Draußen sah er hinter den Karren eine Bauerndirne, eine unbeholfene Gestalt, die das Lied gesungen haben mußte. Sie entfernte sich und drehte ihm dabei den Rücken zu. Nun aber, bevor sie in einem der Schuppen verschwand, wandte sie den Kopf nach der Sacristei hin – und der Graf erblickte ein gebräuntes fremdes Gesicht. Ein Ruf der Enttäuschung, den er hatte ausstoßen wollen, wandelte sich plötzlich in einen solchen der Ueberraschung und der Freude. Denn dicht unter dem Fenster, an dem er weilte, stand ein alter Mann in der Jacke der Landleute, mit langen weißen Haarsträhnen, die unter dem breitrandigen Hute hervortraten und das tiefgefurchte Gesicht umrahmten.

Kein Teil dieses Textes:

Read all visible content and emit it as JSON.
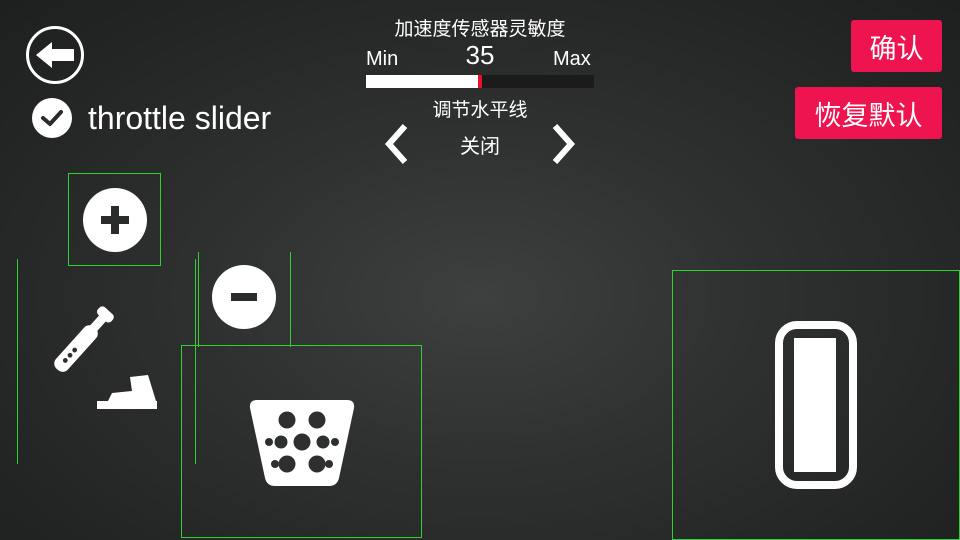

„Gratien!“ schrie Graf René sich vergessend auf, und der Alte flüsterte erschrocken:
„Um aller Heiligen willen, Herr Graf, schweigt und nehmt – thut, was ich sage!“ Damit warf er ein zusammengeknotetes kleines Bündel durch die Eisenstäbe des Fensters in die Sacristei und fuhr hastig fort: „Werft Euren Rock ab – in dem Bündel findet Ihr eine lange Jacke und einen Hut – legt Beides an. Dann entfernt von dem kleineren Fenster die mittelste der Eisenstangen – Pujol hat sie gelockert – und kommt durch die Lücke! Keine Minute ist zu verlieren.“
René hatte schon den Rock abgeworfen, das Bündel geöffnet und eine Schooßjacke nebst einem alten Breithute hervorgezogen und angelegt. Nun eilte er an das bezeichnete kleinste der Fenster – ein Rütteln an dem mittelsten der Eisenstäbe zeigte, daß er in der That nur lose in den Mauersteinen saß. Noch wenige Augenblicke, und er hielt ihn in seinen Händen. „Eine Waffe!“ keuchte er mit leuchtenden Blicken, dann zwängte er sich durch die schmale Oeffnung und sprang in den Hof hinab. Der alte Gratien zog ihn hinter den Fuhrwerken rasch mit sich fort.
Es war die höchste Zeit, denn schon setzten sich einige der Karren in Bewegung, doch die Beiden gelangten glücklich und unbemerkt zu dem Fuhrwerke, das früher von Pujol mit frischem Stroh versehen worden war. Hier flüsterte Gratien dem Grafen René zu:
„Klettert hinauf! bergt Euch unter dem Stroh. Sind wir draußen vor dem Thor, so dürft Ihr zum Vorschein kommen und ungehindert neben mir einhergehen, auch wird es dann Nacht geworden sein und Niemand Euch erkennen.“
Wenige Augenblicke später lag der Flüchtling wohlgeborgen unter dem Stroh, Gratien, der bereits seinen Gaul vorgespannt hatte, kauerte sich seitwärts auf den Schluß der Gabel seines Karrens, ein Schnalzen mit der Zunge, von einem leichten Peitschenschlage begleitet, und das unbeholfene Gefährt setzte sich langsam und polternd in Bewegung.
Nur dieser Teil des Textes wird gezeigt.